Neil Woods, whose family sponsors the second race in memory of his father Trevor, also supports the move.
"They've got to do something," he says. "Of course, it's all rumours at the moment. But I work in accounts and I know with budgets there are always rumours and you have to do something to draw attention."
However, this is a down-to-earth part of the world, not somewhere whose inhabitants are given to flights of fancy or heroic gestures, and local racegoer David Fox says: "I don't think it will do any good. The government appears hell-bent on going this way and it's not going to change their mind.
"It will cost the industry money to make a statement which isn't going to be listened to. They'd be better off seeing if they can sit down and negotiate a better deal."

And Mick Eckley, a bookmaker here who also has a pitch at Carlisle, which will move its September 10 meeting to the previous evening, is another sceptic – and a man who fears the blank day will cost him.

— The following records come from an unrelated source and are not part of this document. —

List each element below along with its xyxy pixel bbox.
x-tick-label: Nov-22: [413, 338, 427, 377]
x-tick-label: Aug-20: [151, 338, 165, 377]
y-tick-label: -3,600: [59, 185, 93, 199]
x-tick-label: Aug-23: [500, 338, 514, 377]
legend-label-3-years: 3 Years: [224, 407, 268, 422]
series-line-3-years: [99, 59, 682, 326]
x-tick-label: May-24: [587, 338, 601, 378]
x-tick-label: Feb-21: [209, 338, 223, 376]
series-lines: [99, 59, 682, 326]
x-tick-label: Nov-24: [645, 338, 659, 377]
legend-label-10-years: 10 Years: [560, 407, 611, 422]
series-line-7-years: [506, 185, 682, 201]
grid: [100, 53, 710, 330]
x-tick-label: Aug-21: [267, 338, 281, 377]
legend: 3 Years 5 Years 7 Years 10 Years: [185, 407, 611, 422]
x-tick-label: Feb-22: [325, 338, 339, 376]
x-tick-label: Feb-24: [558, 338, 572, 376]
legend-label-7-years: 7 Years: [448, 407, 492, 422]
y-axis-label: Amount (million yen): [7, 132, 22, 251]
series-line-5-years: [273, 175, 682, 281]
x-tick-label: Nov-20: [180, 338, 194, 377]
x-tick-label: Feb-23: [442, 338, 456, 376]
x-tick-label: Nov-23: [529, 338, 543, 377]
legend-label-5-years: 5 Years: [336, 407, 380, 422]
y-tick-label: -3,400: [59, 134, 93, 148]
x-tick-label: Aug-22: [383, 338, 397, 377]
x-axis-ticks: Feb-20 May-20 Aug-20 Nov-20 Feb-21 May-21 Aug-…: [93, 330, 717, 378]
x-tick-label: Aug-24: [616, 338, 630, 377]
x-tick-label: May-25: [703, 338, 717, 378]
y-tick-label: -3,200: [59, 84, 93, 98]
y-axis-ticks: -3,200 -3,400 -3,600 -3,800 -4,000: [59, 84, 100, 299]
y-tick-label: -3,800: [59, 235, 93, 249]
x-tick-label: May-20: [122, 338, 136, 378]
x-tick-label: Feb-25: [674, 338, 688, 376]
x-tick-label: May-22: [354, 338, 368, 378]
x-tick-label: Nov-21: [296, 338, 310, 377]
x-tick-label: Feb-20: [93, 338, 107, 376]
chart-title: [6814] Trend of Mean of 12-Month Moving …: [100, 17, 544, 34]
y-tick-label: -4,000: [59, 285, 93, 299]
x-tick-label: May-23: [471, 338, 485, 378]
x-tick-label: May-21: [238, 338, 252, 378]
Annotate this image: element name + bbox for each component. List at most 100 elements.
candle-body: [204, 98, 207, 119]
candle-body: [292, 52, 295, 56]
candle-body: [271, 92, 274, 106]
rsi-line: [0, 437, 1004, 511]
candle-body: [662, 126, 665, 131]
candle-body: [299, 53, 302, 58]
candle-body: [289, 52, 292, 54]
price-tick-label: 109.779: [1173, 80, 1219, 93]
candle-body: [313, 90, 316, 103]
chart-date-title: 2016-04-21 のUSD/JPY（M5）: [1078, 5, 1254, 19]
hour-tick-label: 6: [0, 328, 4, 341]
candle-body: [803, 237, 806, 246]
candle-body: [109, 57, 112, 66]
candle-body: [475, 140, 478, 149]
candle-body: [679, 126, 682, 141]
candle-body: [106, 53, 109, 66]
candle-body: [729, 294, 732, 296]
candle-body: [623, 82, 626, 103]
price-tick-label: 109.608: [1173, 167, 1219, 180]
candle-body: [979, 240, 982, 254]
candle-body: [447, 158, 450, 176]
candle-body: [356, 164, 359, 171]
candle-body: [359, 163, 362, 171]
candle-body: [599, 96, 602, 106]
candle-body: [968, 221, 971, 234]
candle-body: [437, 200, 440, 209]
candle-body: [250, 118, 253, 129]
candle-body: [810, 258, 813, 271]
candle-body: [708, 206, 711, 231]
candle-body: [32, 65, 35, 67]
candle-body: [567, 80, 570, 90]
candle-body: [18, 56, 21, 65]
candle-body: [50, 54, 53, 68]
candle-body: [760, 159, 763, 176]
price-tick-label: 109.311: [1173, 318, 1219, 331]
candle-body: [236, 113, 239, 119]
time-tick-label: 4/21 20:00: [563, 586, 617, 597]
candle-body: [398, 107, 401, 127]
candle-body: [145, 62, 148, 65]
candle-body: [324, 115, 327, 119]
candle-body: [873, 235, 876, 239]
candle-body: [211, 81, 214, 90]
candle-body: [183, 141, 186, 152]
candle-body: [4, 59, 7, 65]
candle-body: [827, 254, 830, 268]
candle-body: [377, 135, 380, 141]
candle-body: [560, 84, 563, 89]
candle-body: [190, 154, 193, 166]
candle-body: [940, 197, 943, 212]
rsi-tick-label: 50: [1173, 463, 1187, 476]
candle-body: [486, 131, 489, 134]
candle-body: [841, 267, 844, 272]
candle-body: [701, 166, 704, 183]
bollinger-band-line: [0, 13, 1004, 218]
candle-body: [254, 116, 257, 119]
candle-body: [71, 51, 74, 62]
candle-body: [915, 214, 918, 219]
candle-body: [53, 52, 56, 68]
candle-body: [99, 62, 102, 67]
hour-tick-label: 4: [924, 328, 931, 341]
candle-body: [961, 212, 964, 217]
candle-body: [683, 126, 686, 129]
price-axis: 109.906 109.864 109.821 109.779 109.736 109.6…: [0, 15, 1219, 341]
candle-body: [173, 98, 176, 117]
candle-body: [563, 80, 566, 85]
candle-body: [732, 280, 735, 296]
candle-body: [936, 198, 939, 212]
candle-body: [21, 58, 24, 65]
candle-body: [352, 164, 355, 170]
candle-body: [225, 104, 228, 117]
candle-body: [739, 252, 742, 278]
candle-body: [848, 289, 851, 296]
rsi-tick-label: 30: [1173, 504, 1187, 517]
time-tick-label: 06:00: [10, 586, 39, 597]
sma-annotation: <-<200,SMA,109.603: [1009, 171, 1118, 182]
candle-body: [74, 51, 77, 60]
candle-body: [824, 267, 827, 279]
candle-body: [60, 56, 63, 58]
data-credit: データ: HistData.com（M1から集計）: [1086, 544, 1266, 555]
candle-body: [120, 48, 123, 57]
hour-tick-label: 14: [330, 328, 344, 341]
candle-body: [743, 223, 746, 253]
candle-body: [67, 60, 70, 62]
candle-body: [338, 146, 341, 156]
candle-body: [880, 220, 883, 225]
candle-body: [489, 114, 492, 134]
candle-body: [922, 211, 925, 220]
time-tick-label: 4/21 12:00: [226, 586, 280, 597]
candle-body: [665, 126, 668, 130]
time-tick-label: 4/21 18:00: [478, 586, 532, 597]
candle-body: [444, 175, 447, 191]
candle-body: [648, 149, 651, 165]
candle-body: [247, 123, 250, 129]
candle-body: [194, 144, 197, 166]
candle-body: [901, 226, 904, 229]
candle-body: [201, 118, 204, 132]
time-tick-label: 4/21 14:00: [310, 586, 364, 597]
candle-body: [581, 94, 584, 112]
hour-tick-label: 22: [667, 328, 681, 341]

He says: "The Wednesday meeting at Carlisle last year wasn't very good and it's extremely unlikely we'll turn out on the Tuesday evening. The first race will probably have to be 4pm, maybe even earlier, it's not one of the best evenings of the week and not the right time of year for evening racing. It's not ticking a lot of boxes for me.
"I get the overall picture, there's a big issue to resolve, but are the government really going to listen? Will they be aware? It's a mundane Wednesday."